Psyche and Perturbations

Psyche

For an orbital mechanics HW I was looking at Psyche and the effects of different perturbations. Psyche, an M-type asteroid, is one of the largest objects in the asteroid belt and contains about 1% of the belt’s entire mass. As an M-Type asteroid, Psyche is expected to be a reddish world mostly made up of metal. NASA’s launching a mission to Psyche in 2022 in order to study it as it represents an unexplored area of planetary formation, the iron cores found at the center of most planets.  Although we have not yet gone to Psyche, here’s an artist’s impression.

One question in the HW asked about the perturbations caused by the Sun, Earth, Mars, and Jupiter if all the bodies were co-linear. This produced the following visualization, which shows were psyche is located (Note the planets are not to scale):

In addition to every body being co-linear, I assume that everything is co-planar as well as in circular orbits. In reality, Mars and Psyche both have significant eccentricities to their orbits and each planet has some inclination. This led me to the question, is the configuration I used stable? So I coded up a 5-body simulator and integrated it forward for about 150 years. Not a long time on astrophysical time-scales, but a long time on astrodynamical time-scales. At that scale, I plotted the Psyche-Sun distance, and while you can see the various interactions with other objects it’s mostly stable.

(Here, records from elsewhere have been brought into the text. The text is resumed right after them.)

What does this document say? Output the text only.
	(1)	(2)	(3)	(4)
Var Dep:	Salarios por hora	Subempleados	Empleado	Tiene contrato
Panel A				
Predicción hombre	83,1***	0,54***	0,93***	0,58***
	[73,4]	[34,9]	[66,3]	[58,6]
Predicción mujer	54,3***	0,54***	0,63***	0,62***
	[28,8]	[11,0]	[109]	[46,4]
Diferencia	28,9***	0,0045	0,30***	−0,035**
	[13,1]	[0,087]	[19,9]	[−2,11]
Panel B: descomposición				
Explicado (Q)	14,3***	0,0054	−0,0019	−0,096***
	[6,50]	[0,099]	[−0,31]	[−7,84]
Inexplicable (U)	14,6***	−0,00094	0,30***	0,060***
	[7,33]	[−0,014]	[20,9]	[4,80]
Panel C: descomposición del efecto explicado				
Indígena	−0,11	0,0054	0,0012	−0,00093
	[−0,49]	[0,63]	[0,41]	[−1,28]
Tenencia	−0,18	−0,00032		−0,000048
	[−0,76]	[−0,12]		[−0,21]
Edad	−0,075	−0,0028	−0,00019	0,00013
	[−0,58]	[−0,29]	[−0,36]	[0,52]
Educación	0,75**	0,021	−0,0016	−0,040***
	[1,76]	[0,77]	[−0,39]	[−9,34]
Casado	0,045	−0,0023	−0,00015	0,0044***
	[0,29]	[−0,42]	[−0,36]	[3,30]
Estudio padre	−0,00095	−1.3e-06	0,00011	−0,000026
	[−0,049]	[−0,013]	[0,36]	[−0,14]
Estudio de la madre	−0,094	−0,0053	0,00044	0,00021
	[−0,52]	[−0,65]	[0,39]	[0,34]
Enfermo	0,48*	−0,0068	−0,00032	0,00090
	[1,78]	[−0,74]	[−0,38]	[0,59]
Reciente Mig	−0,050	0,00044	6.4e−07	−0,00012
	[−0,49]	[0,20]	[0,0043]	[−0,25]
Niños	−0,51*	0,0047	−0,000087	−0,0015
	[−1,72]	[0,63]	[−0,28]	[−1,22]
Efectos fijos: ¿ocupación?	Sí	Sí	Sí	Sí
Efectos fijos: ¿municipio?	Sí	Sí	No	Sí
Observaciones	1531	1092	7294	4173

Increasing the runtime to about 1500 years, did nothing to destabilize the system. I played around with both speeding up and slowing down Psyche, but I couldn’t find a configuration that would destabilize the entire system. This outcome should be expected, as any object in an orbit near Psyche will already be in the asteroid belt, which is a mostly stable configuration.

Psyche the Mission

The spacecraft set to visit Psyche is also named Psyche and will arrive at the asteroid in 2026, after a 4-year journey that includes a gravity assist from Mars.

Psyche will have hall-effect thrusters that can only put out around .2 Newtons of thrust, which I find fascinating as an aerodynamicist who does low-thrust trajectory design, it also has one of the coolest badges.